Женщина улыбнулась: «Чем помочь?» и указала на огромный фолиант, похожий на книгу жалоб и предложений. Хотя по сути это был местный чат: куча посетителей писала в ней свои вопросы, а Инес так же письменно отвечала на них…
– «Я могу где-нибудь найти информацию о Судном дне?»
– «Нет», – мгновенно написала Инес в ответ.
Лицо её оставалось таким же спокойным и приветливым. Я покрутила перо в руках.
– «А о мессии?»
– «Нет».
– «Почему?».
– «Засекречено».
– «А может, вы мне поведаете что-нибудь? Неофициально».
Инес беззвучно рассмеялась. На сей раз она не стала писать, только пальцем указала на своё предыдущее «нет».
– «Об Артуре Эдинброге?..» – предприняла последнюю попытку я, уже догадываясь, каким будет ответ.

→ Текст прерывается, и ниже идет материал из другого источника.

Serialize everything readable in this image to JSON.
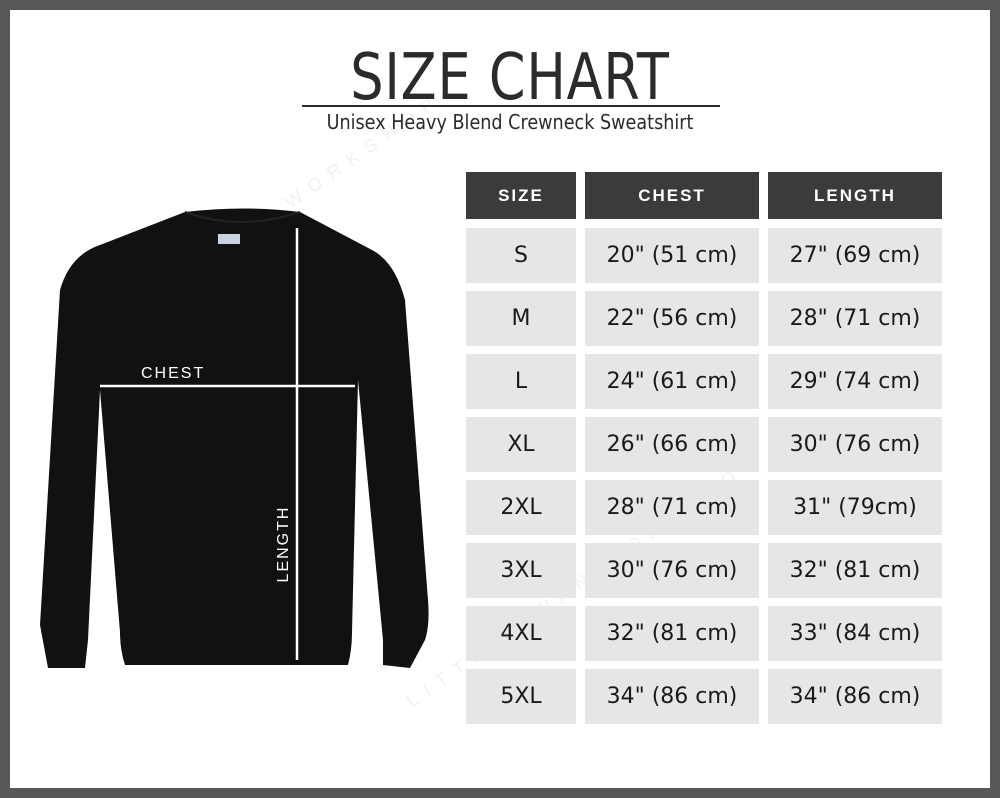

И да, я не ошиблась в своем предсказании.
С досадой покинув Инес, я сама весь день ковырялась в библиотеке, перекопав всё подобно бешеной землеройке и потом с чертыханием расставляя десятки книг по местам. Но да – монографий или хотя бы газет на темы, волновавшие меня сильнее всего, обнаружить не удалось. Поэтому, когда часы с маятником, стоявшие в конце читального зала, пробили восемь вечера, я прибегла к последнему способу добычи информации.